Does anyone know what's going on in today's economic world? What is happening on Wall Street and why has the Dow Jones reached such heights with so few paying attention? Has the U.S. succumbed to Merger Mania and if so, should somebody be worrying about it?
I ask the questions above not because I want to prove a point, nor do I offer them to introduce some new economic theory that has just been advanced by one of the political parties in Washington. I ask them because I'm truly confused, and I might add, just a trifle worried.
Let's forget for a moment the economic wars going on between the Democratic White House and the Republican Congress, for in truth, neither group does much more than react to the economic world outside. The rules of the game might be thinly listed by the federal government, but the real players, the ones who really count, are in the board rooms of American corporations, financial institutions and investment houses.
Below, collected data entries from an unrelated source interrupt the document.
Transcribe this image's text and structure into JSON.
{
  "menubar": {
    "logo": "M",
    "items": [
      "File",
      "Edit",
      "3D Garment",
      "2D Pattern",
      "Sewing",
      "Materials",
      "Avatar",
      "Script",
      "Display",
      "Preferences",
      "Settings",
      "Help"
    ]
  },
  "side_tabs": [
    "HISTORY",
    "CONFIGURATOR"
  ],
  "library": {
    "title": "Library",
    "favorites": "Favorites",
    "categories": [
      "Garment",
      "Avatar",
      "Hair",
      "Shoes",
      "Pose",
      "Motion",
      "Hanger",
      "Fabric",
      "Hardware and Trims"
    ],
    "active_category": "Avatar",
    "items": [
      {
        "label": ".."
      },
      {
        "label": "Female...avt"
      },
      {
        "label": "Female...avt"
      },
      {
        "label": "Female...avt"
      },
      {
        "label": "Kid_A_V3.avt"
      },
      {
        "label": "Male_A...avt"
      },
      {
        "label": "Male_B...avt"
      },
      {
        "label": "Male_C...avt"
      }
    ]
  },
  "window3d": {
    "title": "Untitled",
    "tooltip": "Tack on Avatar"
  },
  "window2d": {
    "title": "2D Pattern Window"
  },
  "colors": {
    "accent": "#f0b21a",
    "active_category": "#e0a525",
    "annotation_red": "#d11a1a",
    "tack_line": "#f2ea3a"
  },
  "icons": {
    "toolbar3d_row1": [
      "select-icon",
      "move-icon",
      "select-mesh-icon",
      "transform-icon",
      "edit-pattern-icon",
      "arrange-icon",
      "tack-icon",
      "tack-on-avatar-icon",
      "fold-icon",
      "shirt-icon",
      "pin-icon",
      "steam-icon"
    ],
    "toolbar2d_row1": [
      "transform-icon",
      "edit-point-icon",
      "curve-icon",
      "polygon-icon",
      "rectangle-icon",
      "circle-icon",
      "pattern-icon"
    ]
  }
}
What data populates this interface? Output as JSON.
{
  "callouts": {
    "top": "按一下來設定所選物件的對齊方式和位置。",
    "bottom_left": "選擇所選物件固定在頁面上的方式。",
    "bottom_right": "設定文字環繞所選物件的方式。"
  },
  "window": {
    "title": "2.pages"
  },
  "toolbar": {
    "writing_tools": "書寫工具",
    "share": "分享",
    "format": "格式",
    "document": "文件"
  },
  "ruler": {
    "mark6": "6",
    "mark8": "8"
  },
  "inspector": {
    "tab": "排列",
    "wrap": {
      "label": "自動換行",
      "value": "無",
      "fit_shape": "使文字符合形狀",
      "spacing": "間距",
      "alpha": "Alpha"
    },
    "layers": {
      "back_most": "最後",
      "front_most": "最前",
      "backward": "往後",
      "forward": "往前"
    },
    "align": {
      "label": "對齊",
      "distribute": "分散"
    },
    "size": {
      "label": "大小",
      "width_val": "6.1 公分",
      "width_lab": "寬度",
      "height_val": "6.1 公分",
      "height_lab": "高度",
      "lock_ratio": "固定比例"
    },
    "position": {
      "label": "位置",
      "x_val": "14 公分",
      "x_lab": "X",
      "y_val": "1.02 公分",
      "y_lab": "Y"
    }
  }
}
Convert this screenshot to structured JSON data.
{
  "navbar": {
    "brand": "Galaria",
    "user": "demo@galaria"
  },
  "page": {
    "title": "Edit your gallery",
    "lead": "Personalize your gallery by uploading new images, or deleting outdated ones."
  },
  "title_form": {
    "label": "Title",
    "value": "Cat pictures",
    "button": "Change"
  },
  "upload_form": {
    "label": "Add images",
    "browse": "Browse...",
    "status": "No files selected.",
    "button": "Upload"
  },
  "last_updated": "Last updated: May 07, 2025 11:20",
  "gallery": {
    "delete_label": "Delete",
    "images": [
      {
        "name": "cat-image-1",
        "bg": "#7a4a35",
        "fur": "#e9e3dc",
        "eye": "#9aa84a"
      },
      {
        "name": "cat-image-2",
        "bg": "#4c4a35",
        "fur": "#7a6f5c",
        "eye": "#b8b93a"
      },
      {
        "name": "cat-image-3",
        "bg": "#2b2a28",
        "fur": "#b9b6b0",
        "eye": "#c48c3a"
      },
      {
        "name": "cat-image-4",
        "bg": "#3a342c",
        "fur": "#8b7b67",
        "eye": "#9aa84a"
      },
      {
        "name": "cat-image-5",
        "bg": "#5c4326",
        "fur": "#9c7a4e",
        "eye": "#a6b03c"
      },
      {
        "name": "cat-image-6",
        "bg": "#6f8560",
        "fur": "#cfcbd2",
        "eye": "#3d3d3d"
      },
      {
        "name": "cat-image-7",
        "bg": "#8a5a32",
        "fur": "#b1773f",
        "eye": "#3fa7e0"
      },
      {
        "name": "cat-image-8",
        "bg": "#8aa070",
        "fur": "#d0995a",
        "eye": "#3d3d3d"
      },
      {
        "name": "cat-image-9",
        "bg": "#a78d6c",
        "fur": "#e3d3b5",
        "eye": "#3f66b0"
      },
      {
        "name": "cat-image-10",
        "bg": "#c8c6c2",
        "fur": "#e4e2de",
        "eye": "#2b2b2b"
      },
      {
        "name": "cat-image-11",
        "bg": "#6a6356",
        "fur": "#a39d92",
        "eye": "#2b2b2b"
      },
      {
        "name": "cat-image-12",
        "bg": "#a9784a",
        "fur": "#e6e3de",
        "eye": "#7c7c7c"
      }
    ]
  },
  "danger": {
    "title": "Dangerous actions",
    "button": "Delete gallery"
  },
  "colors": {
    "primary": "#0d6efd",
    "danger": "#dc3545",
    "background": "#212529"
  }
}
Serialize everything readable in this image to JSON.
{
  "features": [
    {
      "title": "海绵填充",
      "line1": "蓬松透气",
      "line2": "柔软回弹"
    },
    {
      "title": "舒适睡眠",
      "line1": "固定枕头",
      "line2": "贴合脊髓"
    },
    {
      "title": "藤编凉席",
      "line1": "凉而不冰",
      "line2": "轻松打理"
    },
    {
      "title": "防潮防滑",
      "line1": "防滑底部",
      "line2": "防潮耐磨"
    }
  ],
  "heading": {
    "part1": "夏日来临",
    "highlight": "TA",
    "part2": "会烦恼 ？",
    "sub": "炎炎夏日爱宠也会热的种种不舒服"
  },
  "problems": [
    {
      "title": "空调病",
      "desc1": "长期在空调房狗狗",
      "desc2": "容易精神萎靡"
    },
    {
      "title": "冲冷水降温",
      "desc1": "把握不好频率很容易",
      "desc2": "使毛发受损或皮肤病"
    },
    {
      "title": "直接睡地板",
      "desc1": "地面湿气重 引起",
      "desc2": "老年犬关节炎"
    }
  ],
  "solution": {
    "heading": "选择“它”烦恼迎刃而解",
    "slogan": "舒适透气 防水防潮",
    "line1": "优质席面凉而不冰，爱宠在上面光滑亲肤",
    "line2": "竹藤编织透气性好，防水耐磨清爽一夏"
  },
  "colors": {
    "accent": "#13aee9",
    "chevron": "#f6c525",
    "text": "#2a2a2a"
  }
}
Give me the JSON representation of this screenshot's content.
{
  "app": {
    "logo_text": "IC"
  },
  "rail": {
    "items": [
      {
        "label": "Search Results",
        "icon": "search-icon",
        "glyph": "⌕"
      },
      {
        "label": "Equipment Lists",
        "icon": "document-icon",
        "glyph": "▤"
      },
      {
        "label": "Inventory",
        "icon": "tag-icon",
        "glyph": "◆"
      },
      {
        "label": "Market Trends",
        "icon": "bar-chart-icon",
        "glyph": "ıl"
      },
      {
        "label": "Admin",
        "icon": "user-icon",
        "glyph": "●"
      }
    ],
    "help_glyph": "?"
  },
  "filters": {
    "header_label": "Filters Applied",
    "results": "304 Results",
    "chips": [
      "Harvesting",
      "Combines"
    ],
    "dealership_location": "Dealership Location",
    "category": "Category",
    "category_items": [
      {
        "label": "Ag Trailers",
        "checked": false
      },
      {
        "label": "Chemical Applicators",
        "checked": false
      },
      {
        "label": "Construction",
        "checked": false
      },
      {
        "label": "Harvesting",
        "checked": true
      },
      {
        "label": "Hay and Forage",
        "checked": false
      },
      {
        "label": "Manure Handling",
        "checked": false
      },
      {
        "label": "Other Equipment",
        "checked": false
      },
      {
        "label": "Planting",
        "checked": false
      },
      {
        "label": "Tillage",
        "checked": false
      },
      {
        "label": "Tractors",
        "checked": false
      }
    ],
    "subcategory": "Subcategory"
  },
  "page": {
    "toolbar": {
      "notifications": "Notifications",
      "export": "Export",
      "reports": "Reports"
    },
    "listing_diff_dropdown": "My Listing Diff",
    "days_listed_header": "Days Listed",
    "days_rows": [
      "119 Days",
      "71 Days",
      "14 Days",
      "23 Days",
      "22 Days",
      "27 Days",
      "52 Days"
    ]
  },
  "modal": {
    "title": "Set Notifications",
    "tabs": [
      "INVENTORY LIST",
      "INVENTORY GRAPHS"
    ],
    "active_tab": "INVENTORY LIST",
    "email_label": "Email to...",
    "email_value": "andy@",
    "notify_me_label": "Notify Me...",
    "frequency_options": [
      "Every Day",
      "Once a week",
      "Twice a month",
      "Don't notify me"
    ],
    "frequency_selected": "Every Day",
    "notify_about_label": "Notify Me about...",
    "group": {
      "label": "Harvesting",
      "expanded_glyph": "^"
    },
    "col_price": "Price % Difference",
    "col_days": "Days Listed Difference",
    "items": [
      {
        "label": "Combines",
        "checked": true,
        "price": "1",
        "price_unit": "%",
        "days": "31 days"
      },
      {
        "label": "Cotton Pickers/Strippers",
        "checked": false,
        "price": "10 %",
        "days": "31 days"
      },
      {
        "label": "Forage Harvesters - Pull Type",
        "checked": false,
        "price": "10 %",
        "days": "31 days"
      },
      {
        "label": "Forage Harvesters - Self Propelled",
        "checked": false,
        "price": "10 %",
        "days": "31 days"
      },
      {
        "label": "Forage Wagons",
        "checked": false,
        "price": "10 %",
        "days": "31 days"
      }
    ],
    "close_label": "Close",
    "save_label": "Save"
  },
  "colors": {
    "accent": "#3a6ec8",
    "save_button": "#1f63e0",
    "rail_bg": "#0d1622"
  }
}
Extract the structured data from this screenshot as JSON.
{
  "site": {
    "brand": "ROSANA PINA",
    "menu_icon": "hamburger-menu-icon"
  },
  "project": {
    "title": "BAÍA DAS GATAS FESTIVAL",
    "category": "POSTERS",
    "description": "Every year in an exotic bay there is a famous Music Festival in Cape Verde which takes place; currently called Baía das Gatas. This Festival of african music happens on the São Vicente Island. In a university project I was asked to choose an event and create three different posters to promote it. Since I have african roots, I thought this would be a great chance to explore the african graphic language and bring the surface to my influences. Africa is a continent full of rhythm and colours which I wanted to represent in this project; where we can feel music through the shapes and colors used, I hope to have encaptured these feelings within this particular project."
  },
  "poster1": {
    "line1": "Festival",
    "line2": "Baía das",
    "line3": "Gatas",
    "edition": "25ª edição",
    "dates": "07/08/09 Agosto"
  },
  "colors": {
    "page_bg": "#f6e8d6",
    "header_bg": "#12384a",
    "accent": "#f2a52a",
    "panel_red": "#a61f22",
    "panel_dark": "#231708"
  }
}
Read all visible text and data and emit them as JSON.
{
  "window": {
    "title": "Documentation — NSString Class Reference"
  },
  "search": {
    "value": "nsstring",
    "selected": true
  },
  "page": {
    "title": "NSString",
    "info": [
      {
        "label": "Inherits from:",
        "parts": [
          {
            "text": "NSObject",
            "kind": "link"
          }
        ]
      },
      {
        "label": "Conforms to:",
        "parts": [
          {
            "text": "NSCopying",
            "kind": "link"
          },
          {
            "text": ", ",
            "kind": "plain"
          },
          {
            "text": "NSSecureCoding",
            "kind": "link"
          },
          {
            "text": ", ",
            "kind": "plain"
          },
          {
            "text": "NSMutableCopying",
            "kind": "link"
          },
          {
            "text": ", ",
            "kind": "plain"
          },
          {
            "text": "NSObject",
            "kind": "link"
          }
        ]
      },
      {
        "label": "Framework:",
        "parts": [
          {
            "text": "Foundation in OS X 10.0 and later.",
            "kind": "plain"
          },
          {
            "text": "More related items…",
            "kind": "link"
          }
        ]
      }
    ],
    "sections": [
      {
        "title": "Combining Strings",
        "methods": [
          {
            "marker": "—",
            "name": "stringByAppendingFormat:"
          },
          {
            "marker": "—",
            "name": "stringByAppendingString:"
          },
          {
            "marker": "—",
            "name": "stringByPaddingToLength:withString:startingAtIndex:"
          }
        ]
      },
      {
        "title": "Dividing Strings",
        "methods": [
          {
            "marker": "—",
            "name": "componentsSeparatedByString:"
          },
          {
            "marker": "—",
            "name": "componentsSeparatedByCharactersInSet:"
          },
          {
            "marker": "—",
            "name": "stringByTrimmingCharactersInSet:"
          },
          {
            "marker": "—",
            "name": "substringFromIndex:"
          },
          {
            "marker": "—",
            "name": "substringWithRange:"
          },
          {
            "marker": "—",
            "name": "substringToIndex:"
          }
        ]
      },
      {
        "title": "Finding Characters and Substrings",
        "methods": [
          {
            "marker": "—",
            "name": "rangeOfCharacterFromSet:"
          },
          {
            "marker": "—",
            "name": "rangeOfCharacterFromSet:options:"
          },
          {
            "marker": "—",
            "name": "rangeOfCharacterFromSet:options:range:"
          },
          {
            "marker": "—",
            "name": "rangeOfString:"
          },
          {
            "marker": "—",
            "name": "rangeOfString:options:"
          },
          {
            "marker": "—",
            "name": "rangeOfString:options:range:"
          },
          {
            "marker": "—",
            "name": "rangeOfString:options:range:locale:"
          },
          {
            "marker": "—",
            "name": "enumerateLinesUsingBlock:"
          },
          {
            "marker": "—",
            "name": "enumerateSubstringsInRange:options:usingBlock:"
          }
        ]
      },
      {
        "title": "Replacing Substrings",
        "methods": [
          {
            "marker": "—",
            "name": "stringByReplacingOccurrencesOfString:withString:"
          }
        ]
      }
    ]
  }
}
The people who run these are the risk takers, the movers and shakers in big money and the ones who determine the fate of huge companies and sometimes even the fate of entire industries.
Even though the Dow has already gone past the 5,000 mark, the most far-reaching economic news in recent weeks is not the haranguing in Washington over taxes and the federal budget, but the largest ever wave of business mergers.
The wildest activity is in banking. Chemical Bank's merger with Chase Manhattan is a $10 billion deal, and thus becomes the largest single transaction in a string of mergers that through August totaled more than $35 billion. Surely some have asked where it will all lead and what it will mean. In talking recently to an official in the Federal Reserve Bank, he suggested two opposite possibilities. One is that we will revert to the medieval business structure where two or three firms would dominate each business sector. The second possibility, the official warned, is that the gigantic investment and debt structures will explode, going up in inflationary smoke.
Let's admit how incomprehensibly enormous are the transactions now going on. A $10 billion sale indeed. Where had Chemical Bank stashed that money? For that matter, can anyone visualize $10 billion in actual bills? Do you realize how long it would take to count, in dollar bills, Chemical Bank's $10 billion? In a round-the-clock, continuous effort: 320 years.
Truth is, few if any bills are delivered in today's business mergers. It exaggerates only a little to say that nothing more happens than to change a few words on pieces of commercial paper. Bank borrowing may be involved, but much of the "payment" is in stock shares.
The inference of the recent multitude of mergers and their multibillion-dollar transactions is that so long as big companies can exploit monetary (debt) institutions, there is no financial limit to how far the merger movement can go. The stopping point would be a business structure where a few super-giant firms play games with or against each other; and with or against the federal government as well. In fact, much of the contest would be for control of government.
Another way of looking at the incessant merging now going on is that it is a huge confidence game. Pyramided, to boot. The game can survive a surprisingly long time or it can crack up overnight. Any major credit default can trigger a 1929-style collapse. The problem with that collapse today is that only a small percentage of the living were old enough to comprehend, but certainly not understand, what had happened. Who today can imagine the shock experienced by our parents and grandparents who lived in thousands of small towns around America where every bank in the community failed, shuttered, closed down, leaving their depositors with nothing but the bills stuffed under their mattresses? That happened to my parents and hundreds of thousands of others 66 years ago.
What happens today if a heavily leveraged corporation or banking institution or a whole series of them go belly up? Chances are, the "too big to fail" rule will be applied, just as it was with some huge banks a few years ago. What that rule is invoked, the government keeps things afloat. The optimist says that will be the path chosen and the rescue will go ahead as scheduled. The pessimist says that a corporate failure the size of Chemical Bank would destroy whatever assets there are but take with it all the retirement systems, savings accounts and pension funds of the bank's customers.
Now for the final question: What kind of an incomprehensible and potentially unstable economic structure is being concocted?
~Jack Stapleton of Kennett is the editor of the Missouri News and Editorial Service.